When it come to OTA reports about nukes, I’m partial to the one on MX basing…
And once again, with feeling - one of the greatest sins of the Gingrich era was the closing of the Office of Technology Assessment.
I don’t think they predicted Congress canceling many of our liberties and rights, or the Executive waiving habeas corpus in favor of torture, but it didn’t even take a nuclear weapon to do that. All our enemies needed was a couple of airplanes, and we did the rest for them.
I was going to say, “Property values sky rocket.”
Aside from glowing in the dark, Detroit would not have looked much different.
No, no, no…what you mean to to say is that property will go through the stratosphere. (Yes, I’m going to hell, but it was sooo worth it.)
As with the U.S. invasion of Iraq (when Iraq had nothing to do with 9/11), one gets the idea there were a lot of people just waiting for the chance to lay siege to those liberties.
Did you see Appendix C on pg 127?
"A FICTIONAL ACCOUNT BY NAN RANDALL
“In an effort to provide a more concrete understanding of the situation
which survivors of a nuclear war would face, OTA commissioned the following
work of fiction…”
Wait, it wasn’t?..
Then how do you explain the devastation? The lack of infrastructure?
The hordes of people scrabbling in a post-apocalyptic wasteland for daily survival?
(all confused now…)
some speculate those people got tired of waiting and outright fomented an incident tailor made for the citizenry to willingly just hand over all their liberties. but not me. no, everyone who thinks that is crazy.
Holy crap you’re right, there is an appendix in this report with the story of Charlottesville, Va after a fictional nuclear exchange. I have read this before! I attended the University of Virginia and maybe that is how I found it originally… but it is just as terrifying now as the first time I encountered it.
I found one HTML version here, still has OCR artifacts, but solidly worth a read:
Good read. Fairly optimistic in tone, too.
Made me realize that in no materials I can remember there was a suggestion to use the time forced to spend in shelters and later indoor for training of the forced-idle population to skills needed in the recovery period. The one with that underwater basket weaving degree who would have to putz around uselessly could make a decent assistant-medic, and so on.
I wonder how an updated version for today’s technology would look; in many ways it would be pretty similar, although the entertainment (and knowledge in general) situation could be less bad, as long as electricity runs, due to way easier copying of content…

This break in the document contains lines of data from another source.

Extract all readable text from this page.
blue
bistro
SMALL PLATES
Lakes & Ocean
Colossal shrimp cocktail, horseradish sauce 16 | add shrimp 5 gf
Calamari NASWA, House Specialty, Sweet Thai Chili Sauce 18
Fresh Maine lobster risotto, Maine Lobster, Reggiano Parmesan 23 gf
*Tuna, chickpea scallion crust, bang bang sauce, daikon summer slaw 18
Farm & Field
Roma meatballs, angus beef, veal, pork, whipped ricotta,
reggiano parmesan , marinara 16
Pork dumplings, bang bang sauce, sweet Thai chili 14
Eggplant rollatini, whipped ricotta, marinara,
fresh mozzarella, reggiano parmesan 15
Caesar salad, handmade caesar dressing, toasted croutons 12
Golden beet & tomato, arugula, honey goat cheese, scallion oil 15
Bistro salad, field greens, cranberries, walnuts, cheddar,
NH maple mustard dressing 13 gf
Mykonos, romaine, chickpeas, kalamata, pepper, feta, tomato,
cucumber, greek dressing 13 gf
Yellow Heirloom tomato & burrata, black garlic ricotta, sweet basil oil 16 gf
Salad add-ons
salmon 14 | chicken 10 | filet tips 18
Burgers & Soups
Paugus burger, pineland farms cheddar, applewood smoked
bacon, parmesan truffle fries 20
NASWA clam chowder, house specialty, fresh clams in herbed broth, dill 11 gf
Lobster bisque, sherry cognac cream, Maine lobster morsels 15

Random thought. How can we make the society more resilient, have more labs capable of synthesis of medicines and other agents, more knowledgeable people capable of operating their equipment, more flexible equipment (RNA “printers” for vaccines and DNA/RNA-based meds, reconfigurable microreactors for the rest…), more radiation/chemical/biological agent detection/analysis gear between the people? More safe and resilient communication systems (the AM radio is increasingly gone and few people have the receivers anymore, TV went overwhelmingly digital with all its resilience penalties, FM is relatively short-range, CB fell out of popularity with the advent of cellphones which are bound to a network that’s liable to get crippled easily, and the Net is now centralized on a handful of thick pipes and a few buildings full of racks of expensive irreplaceable equipment with questionable if ever existing fallbacks…)?
I guess it’s true what they say, haters gonna hate.